In contrast to expectations in HIV-negative intermediate and high-grade lymphoma,46 increasing stage of disease was not associated with poorer prognosis in our patients with ARL. Furthermore, despite changes in specific chemotherapeutic regimens employed over the years, we found no statistically significant difference in median survival times, either for patients with systemic or primary CNS disease. Although the current study does not represent a prospective therapeutic trial, approximately 67% of all treated patients in this series were enrolled in such trials. Of importance, these prospective therapeutic studies have shown no major differences in complete remission rates or overall survival in patients treated with low-dose or standard-dose chemotherapy.26,27,47 Further, although no prospective study has yet compared the use of cyclophosphamide, doxorubicin, vincristine, and prednisone (CHOP) with methotrexate, bleomycin, doxorubicin, cyclophosphamide, vincristine, and dexamethasone (m-BACOD) (the 2 regimens used most commonly in our series), outcome data in patients with systemic ARL appear similar with the 2 regimens.27,47,48 The statistically similar median survival times of our patients over the years would be consistent with the concept that no major differences in outcome are expected in patients treated with low-dose or standard-dose therapy, or with m-BACOD versus CHOP chemotherapy in these patients.

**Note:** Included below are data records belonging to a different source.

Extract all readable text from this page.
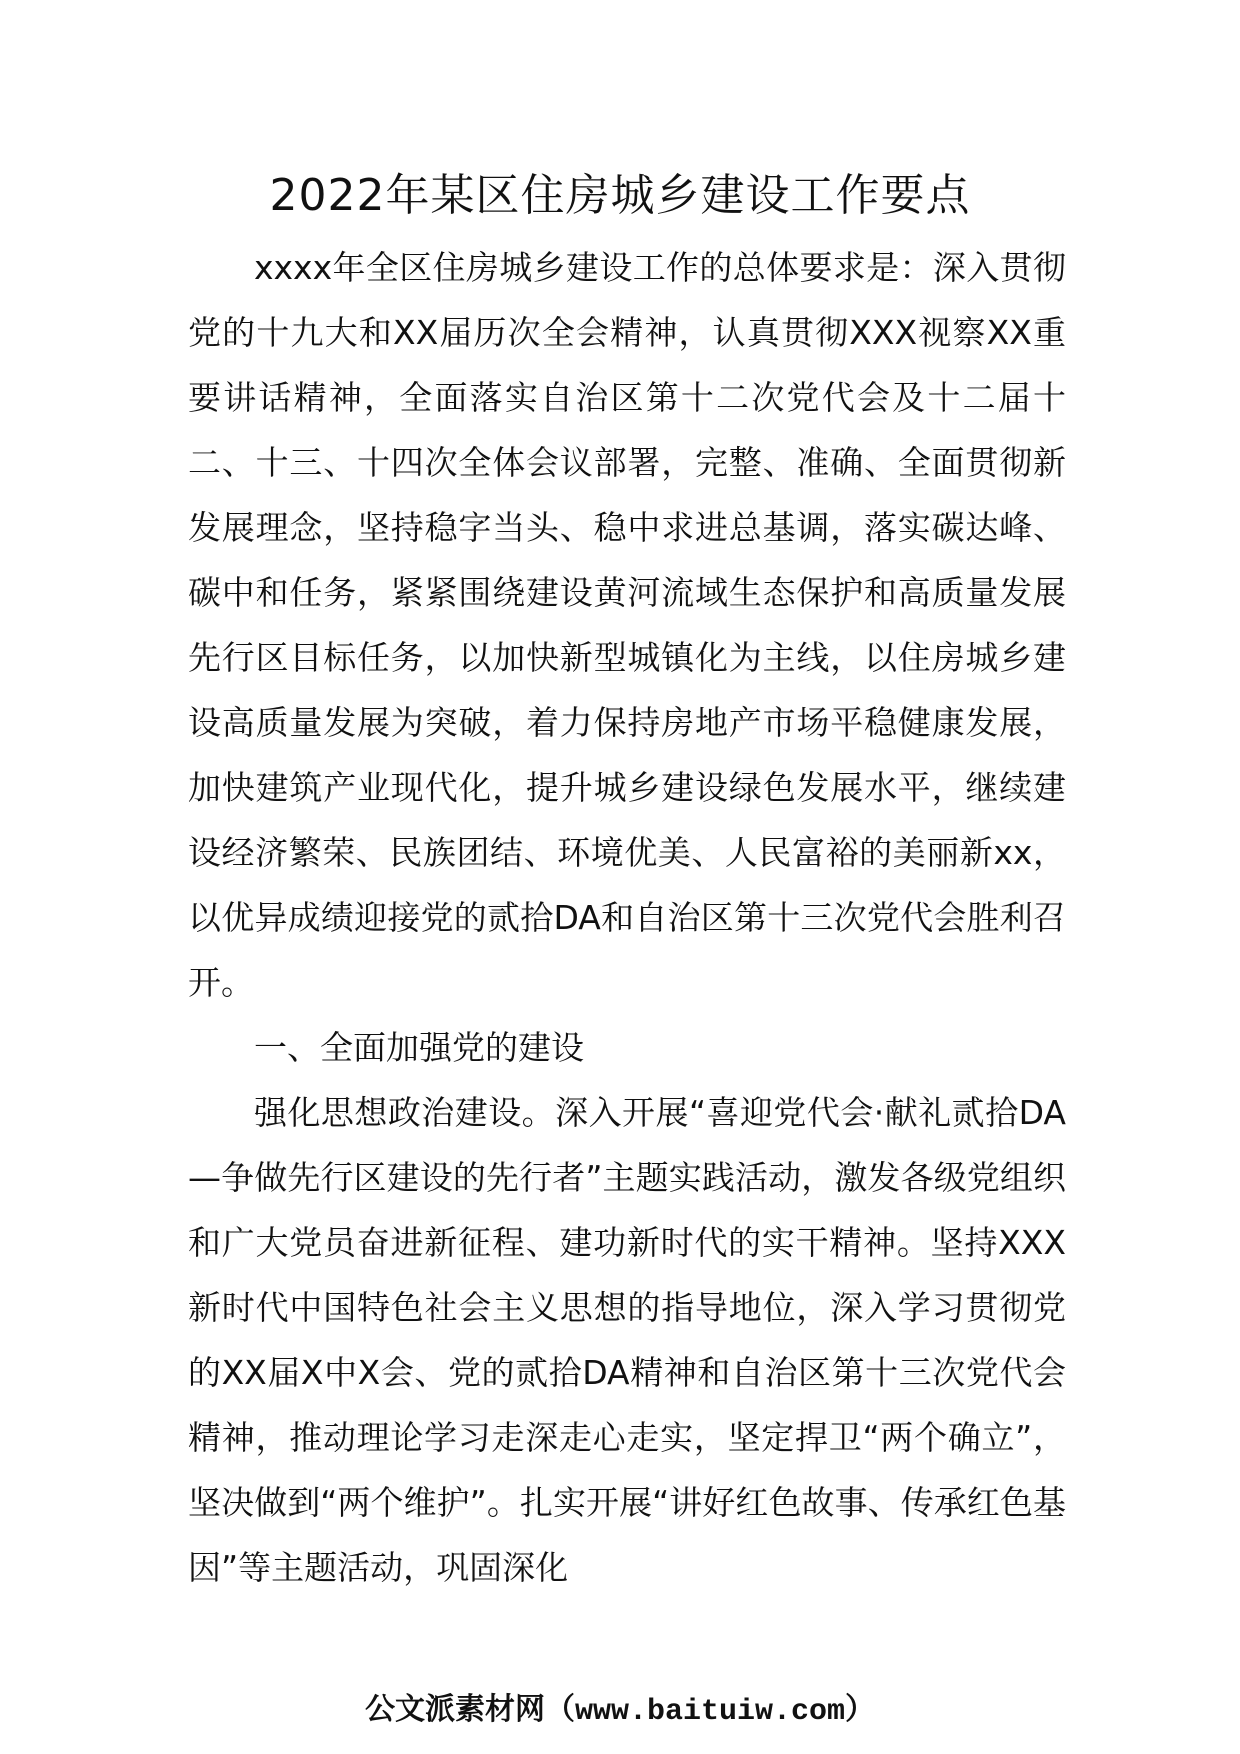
2022年某区住房城乡建设工作要点

xxxx年全区住房城乡建设工作的总体要求是：深入贯彻党的十九大和XX届历次全会精神，认真贯彻XXX视察XX重要讲话精神，全面落实自治区第十二次党代会及十二届十二、十三、十四次全体会议部署，完整、准确、全面贯彻新发展理念，坚持稳字当头、稳中求进总基调，落实碳达峰、碳中和任务，紧紧围绕建设黄河流域生态保护和高质量发展先行区目标任务，以加快新型城镇化为主线，以住房城乡建设高质量发展为突破，着力保持房地产市场平稳健康发展，加快建筑产业现代化，提升城乡建设绿色发展水平，继续建设经济繁荣、民族团结、环境优美、人民富裕的美丽新xx，以优异成绩迎接党的贰拾DA和自治区第十三次党代会胜利召开。

一、全面加强党的建设

强化思想政治建设。深入开展“喜迎党代会·献礼贰拾DA—争做先行区建设的先行者”主题实践活动，激发各级党组织和广大党员奋进新征程、建功新时代的实干精神。坚持XXX新时代中国特色社会主义思想的指导地位，深入学习贯彻党的XX届X中X会、党的贰拾DA精神和自治区第十三次党代会精神，推动理论学习走深走心走实，坚定捍卫“两个确立”，坚决做到“两个维护”。扎实开展“讲好红色故事、传承红色基因”等主题活动，巩固深化

公文派素材网（www.baituiw.com）
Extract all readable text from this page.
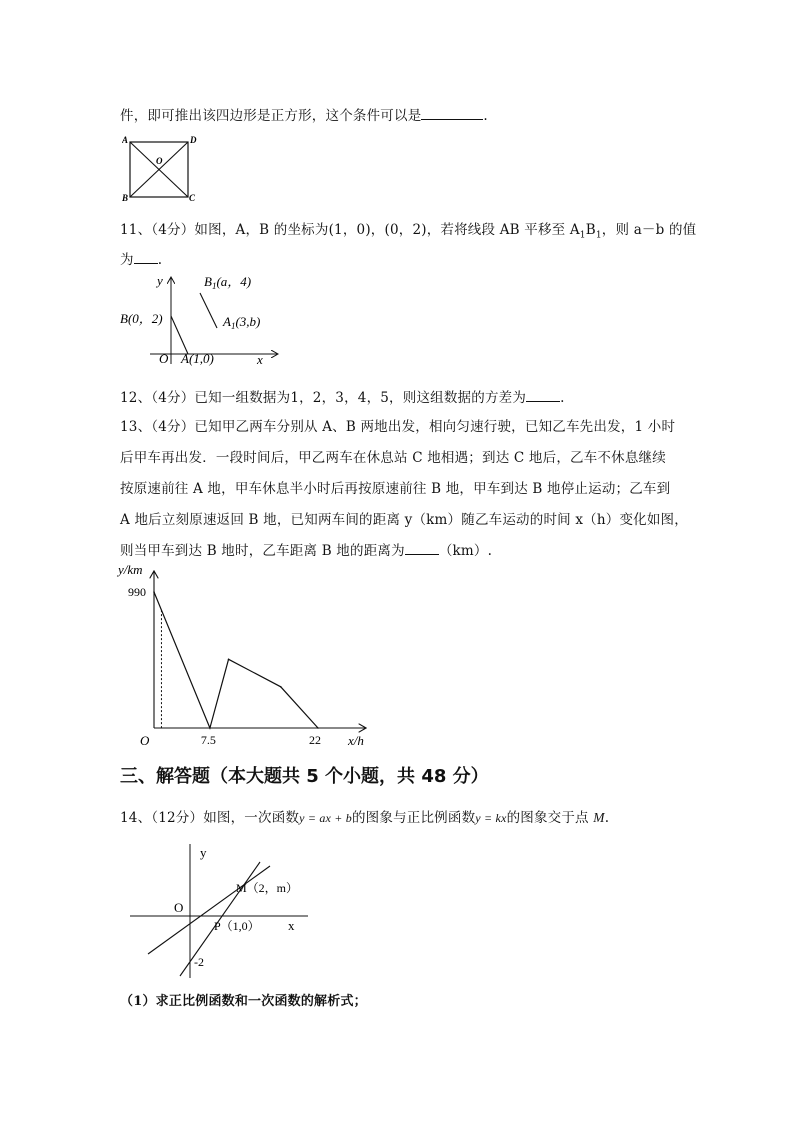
件，即可推出该四边形是正方形，这个条件可以是	.
A	D
B	C
O
11、（4分）如图，A，B 的坐标为(1，0)，(0，2)，若将线段 AB 平移至 $A_1B_1$，则 a－b 的值
为 .
y
x
O
B(0，2)
A(1,0)
$B_1(a$，4)
$A_1(3,b)$
12、（4分）已知一组数据为1，2，3，4，5，则这组数据的方差为	.
13、（4分）已知甲乙两车分别从 A、B 两地出发，相向匀速行驶，已知乙车先出发，1 小时
后甲车再出发．一段时间后，甲乙两车在休息站 C 地相遇；到达 C 地后，乙车不休息继续
按原速前往 A 地，甲车休息半小时后再按原速前往 B 地，甲车到达 B 地停止运动；乙车到
A 地后立刻原速返回 B 地，已知两车间的距离 y（km）随乙车运动的时间 x（h）变化如图，
则当甲车到达 B 地时，乙车距离 B 地的距离为	（km）.
990
7.5	22
y/km
x/h
O
三、解答题（本大题共 5 个小题，共 48 分）
14、（12分）如图，一次函数y = ax + b的图象与正比例函数y = kx的图象交于点 M.
y
x
O
M（2，m）
P（1,0）
-2
（1）求正比例函数和一次函数的解析式；
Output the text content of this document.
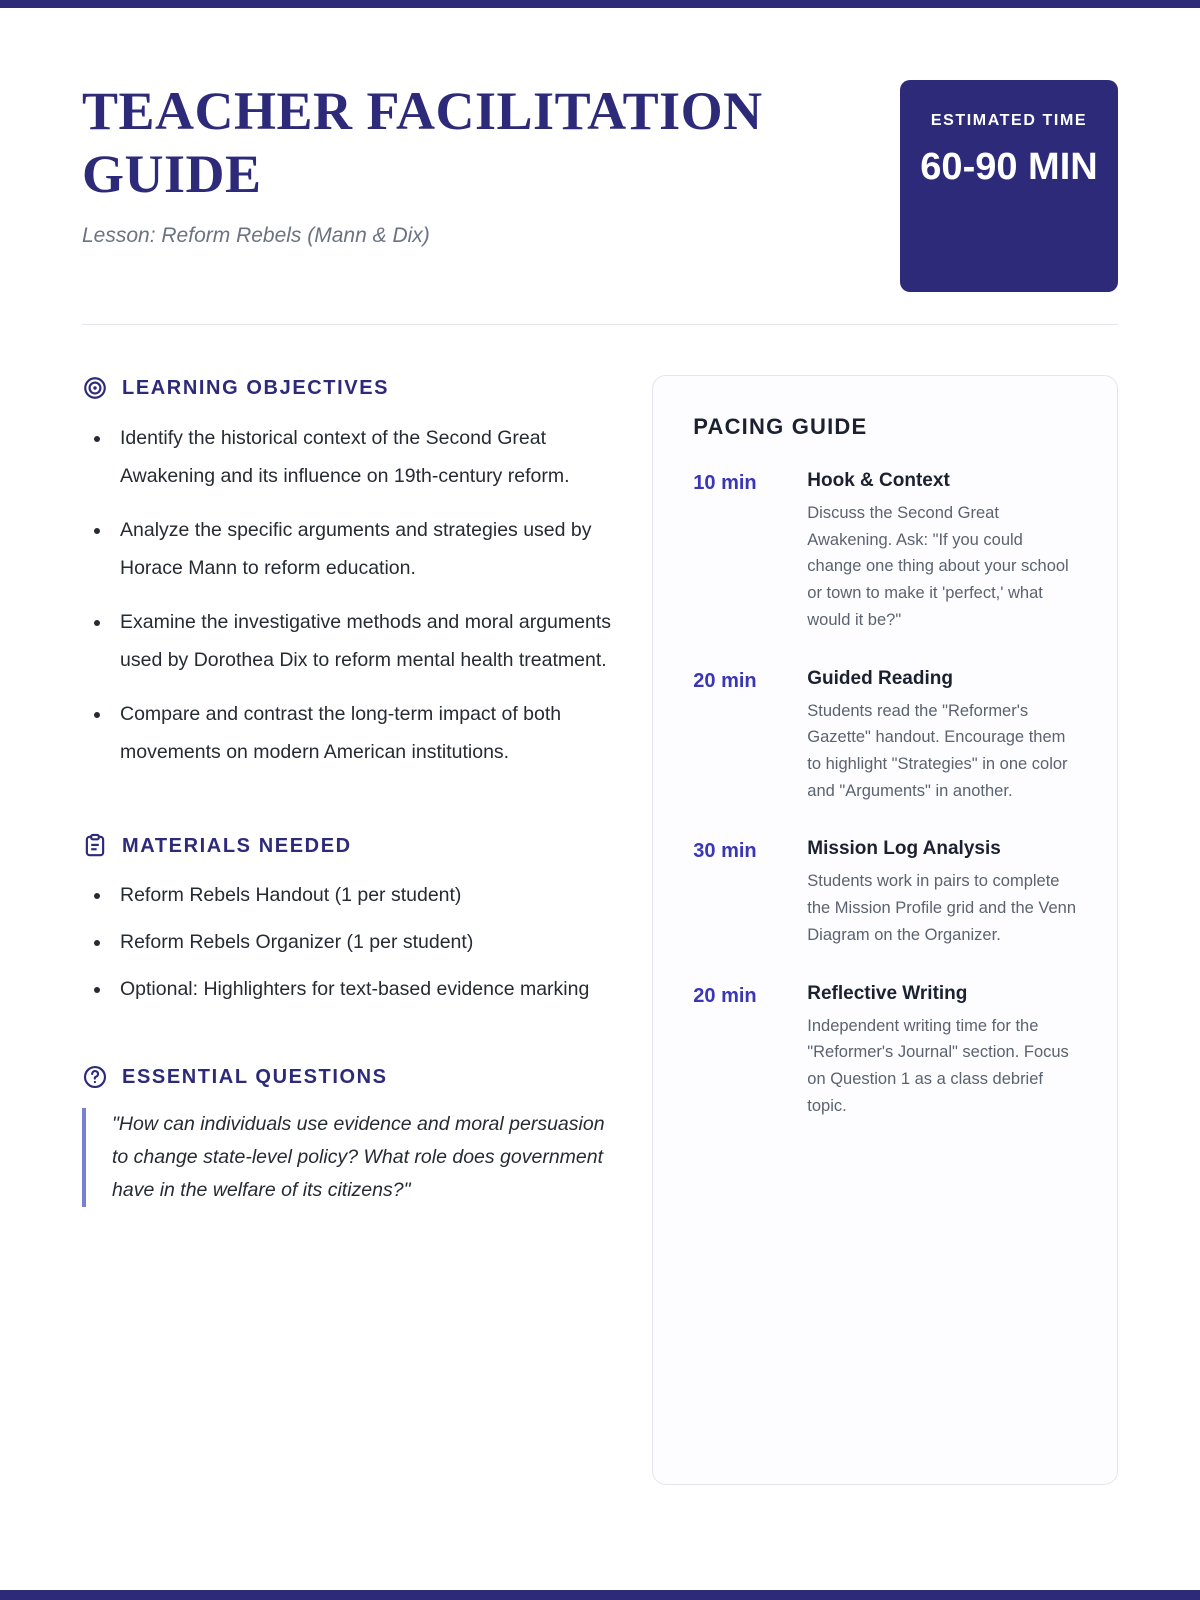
TEACHER FACILITATION GUIDE
Lesson: Reform Rebels (Mann & Dix)
ESTIMATED TIME
60-90 MIN
LEARNING OBJECTIVES
• Identify the historical context of the Second Great Awakening and its influence on 19th-century reform.
• Analyze the specific arguments and strategies used by Horace Mann to reform education.
• Examine the investigative methods and moral arguments used by Dorothea Dix to reform mental health treatment.
• Compare and contrast the long-term impact of both movements on modern American institutions.
MATERIALS NEEDED
• Reform Rebels Handout (1 per student)
• Reform Rebels Organizer (1 per student)
• Optional: Highlighters for text-based evidence marking
ESSENTIAL QUESTIONS

"How can individuals use evidence and moral persuasion to change state-level policy? What role does government have in the welfare of its citizens?"

PACING GUIDE
10 min	Hook & Context
Discuss the Second Great Awakening. Ask: "If you could change one thing about your school or town to make it 'perfect,' what would it be?"
20 min	Guided Reading
Students read the "Reformer's Gazette" handout. Encourage them to highlight "Strategies" in one color and "Arguments" in another.
30 min	Mission Log Analysis
Students work in pairs to complete the Mission Profile grid and the Venn Diagram on the Organizer.
20 min	Reflective Writing
Independent writing time for the "Reformer's Journal" section. Focus on Question 1 as a class debrief topic.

Despite the use of more effective antiretroviral therapies over time, the median CD4 cell count of our patients has decreased, indicating that these patients may simply have lived long enough to eventually develop lymphoma as a long-term complication of HIV infection. Although median survival is not statistically different when one compares earlier to later time intervals, recent trends would suggest a possible improvement in survival of those with systemic ARL treated in the latter time interval (1995-1998), despite the fact that these patients had significantly lower CD4 cell counts at the time that lymphoma was diagnosed. Because there are no prospective therapeutic data to suggest that the chemotherapeutic regimens were associated with differences in outcome,26,27,47,48 these data would imply that use of HAART may have a substantial beneficial effect on the outcome of patients receiving chemotherapy for ARL, as has been suggested in other studies.49 In this regard, preliminary data would suggest that HAART may be used safely in conjunction with combination chemotherapy for ARL.48 Further study of HAART used together with combination chemotherapy will clearly be of importance.